Today is the 40th anniversary of the ordination of women in the Anglican Church of Canada and the 30th anniversary of the same in the Diocese of British Columbia, where I serve. As someone pointed out yesterday, women have been ordained in this church for longer than I have been alive … though again, not in this diocese.
I am grateful for those first six women who pushed through that particular stained glass ceiling and began to forge a way for many of the rest of us to follow. I am grateful for many women in leadership in the church, both lay and ordained, who have shown me what it means to be a strong woman of faith.
And while I have been fortunate to know many of these women and follow in the footsteps of these women, I cannot help but think of other women in other parts of the church who do not worship in a place where they get to see a woman holding the bread and say, “this is my body, broken for you…”
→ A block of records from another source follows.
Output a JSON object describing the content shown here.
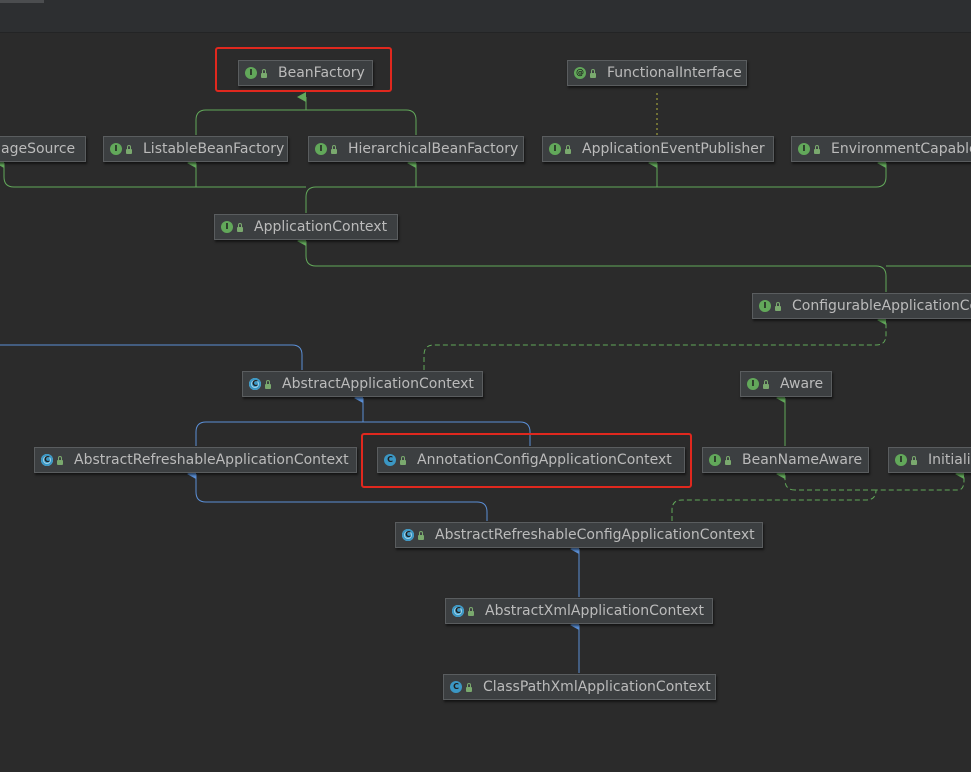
{
  "nodes": {
    "beanfactory": {
      "label": "BeanFactory",
      "kind": "interface",
      "badge": "I"
    },
    "functionalinterface": {
      "label": "FunctionalInterface",
      "kind": "annotation",
      "badge": "@"
    },
    "messagesource": {
      "label": "ageSource",
      "kind": "interface",
      "badge": "I"
    },
    "listablebeanfactory": {
      "label": "ListableBeanFactory",
      "kind": "interface",
      "badge": "I"
    },
    "hierarchicalbeanfactory": {
      "label": "HierarchicalBeanFactory",
      "kind": "interface",
      "badge": "I"
    },
    "applicationeventpublisher": {
      "label": "ApplicationEventPublisher",
      "kind": "interface",
      "badge": "I"
    },
    "environmentcapable": {
      "label": "EnvironmentCapable",
      "kind": "interface",
      "badge": "I"
    },
    "applicationcontext": {
      "label": "ApplicationContext",
      "kind": "interface",
      "badge": "I"
    },
    "configurableapplicationcontext": {
      "label": "ConfigurableApplicationCo",
      "kind": "interface",
      "badge": "I"
    },
    "abstractapplicationcontext": {
      "label": "AbstractApplicationContext",
      "kind": "abstract",
      "badge": "C"
    },
    "aware": {
      "label": "Aware",
      "kind": "interface",
      "badge": "I"
    },
    "abstractrefreshableapplicationcontext": {
      "label": "AbstractRefreshableApplicationContext",
      "kind": "abstract",
      "badge": "C"
    },
    "annotationconfigapplicationcontext": {
      "label": "AnnotationConfigApplicationContext",
      "kind": "class",
      "badge": "C"
    },
    "beannameaware": {
      "label": "BeanNameAware",
      "kind": "interface",
      "badge": "I"
    },
    "initializingbean": {
      "label": "Initiali",
      "kind": "interface",
      "badge": "I"
    },
    "abstractrefreshableconfigapplicationcontext": {
      "label": "AbstractRefreshableConfigApplicationContext",
      "kind": "abstract",
      "badge": "C"
    },
    "abstractxmlapplicationcontext": {
      "label": "AbstractXmlApplicationContext",
      "kind": "abstract",
      "badge": "C"
    },
    "classpathxmlapplicationcontext": {
      "label": "ClassPathXmlApplicationContext",
      "kind": "class",
      "badge": "C"
    }
  },
  "colors": {
    "background": "#2b2b2b",
    "interface_edge": "#62a85a",
    "class_edge": "#5b8fd6",
    "annotation_edge": "#b5b53c",
    "highlight": "#e0281e"
  },
  "highlighted": [
    "beanfactory",
    "annotationconfigapplicationcontext"
  ]
}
I think of my teenaged self in the year 2000, sitting in the general assembly of an evangelical Christian denomination where it was decided not to decide whether or not women would be allowed in positions of leadership in the church. And then five or six years later in a congregation of that same denomination (yes, I stayed for six more years) where I was asked to be on the elder search committee. Because while they recognized I had what they were looking for to be an elder, I was a woman so all I could do was choose the men who might serve in that role.
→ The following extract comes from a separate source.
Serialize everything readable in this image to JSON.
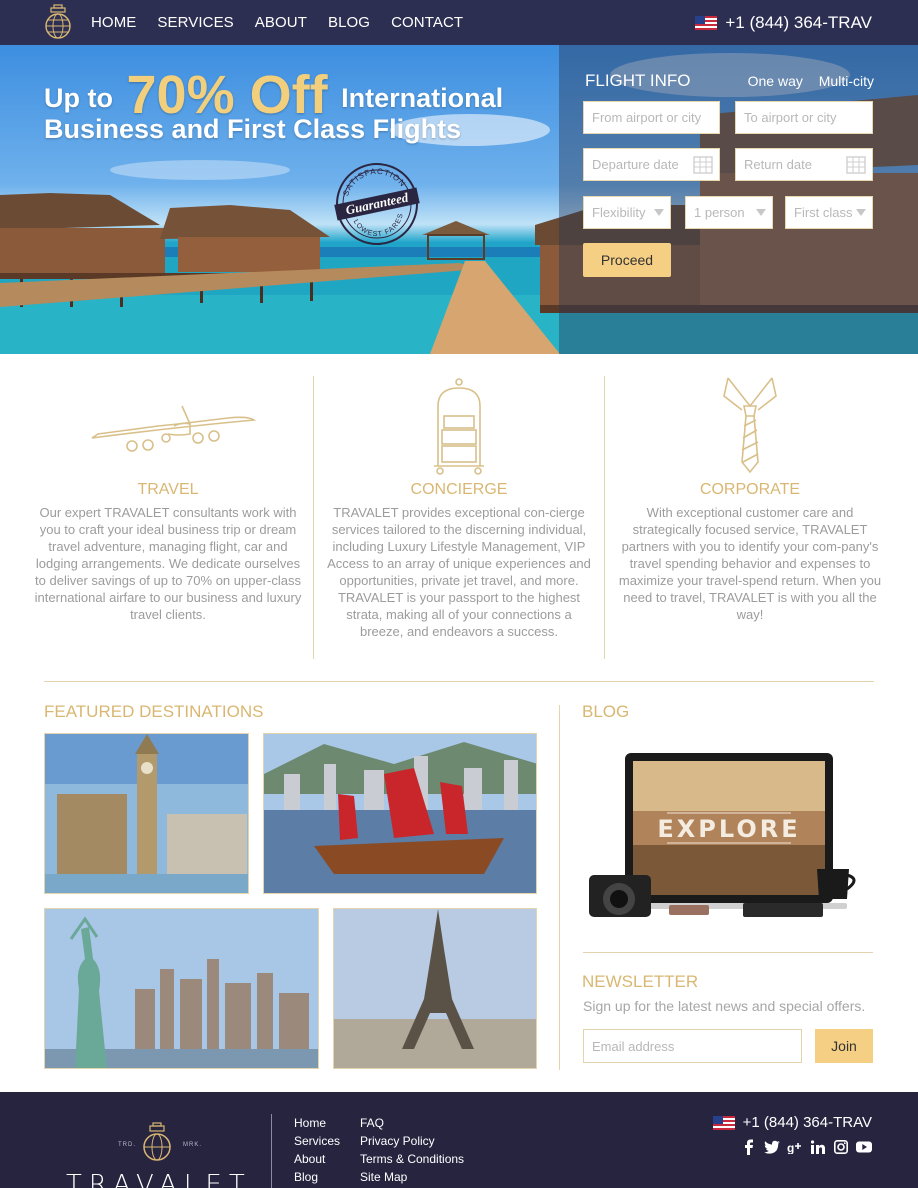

I think of my godmother who is more qualified than I am to be a deacon but cannot be (yet?), who faces opposition when she even sets foot behind the altar to serve priests, deacons, and bishops. But yet who persists so that her granddaughter will know that women can also serve Jesus in church.
I think of some of my classmates from seminary who so obviously have a call on their lives but who, as of yet, have to content themselves with lay leadership while they push for a change in the church that they love.
So today I am thankful for the women who have gone before me. And I know that I cannot take where I am for granted and must keep striving for equality for all of us while celebrating those who have gone before.
I read with interest, as I always do, your message. I was particularly impressed with this one as it was an area I never thought about. I consider myself a feminist, although I hope some day that word is no longer needed and can be replaced with another word such as equal genderist…for both genders are important. Women have met great challenges and have made wonderful changes, but I never stopped to think about women in the Ministry…and their thoughts and feelings. I stopped and reflected after I read your text.
I have never received communion from a female minister…hopefully, one day I will !! I would like that.
I wish you and Matthew a warm and happy Christmas and a New Year sprinkled with unique and unexpected surprises.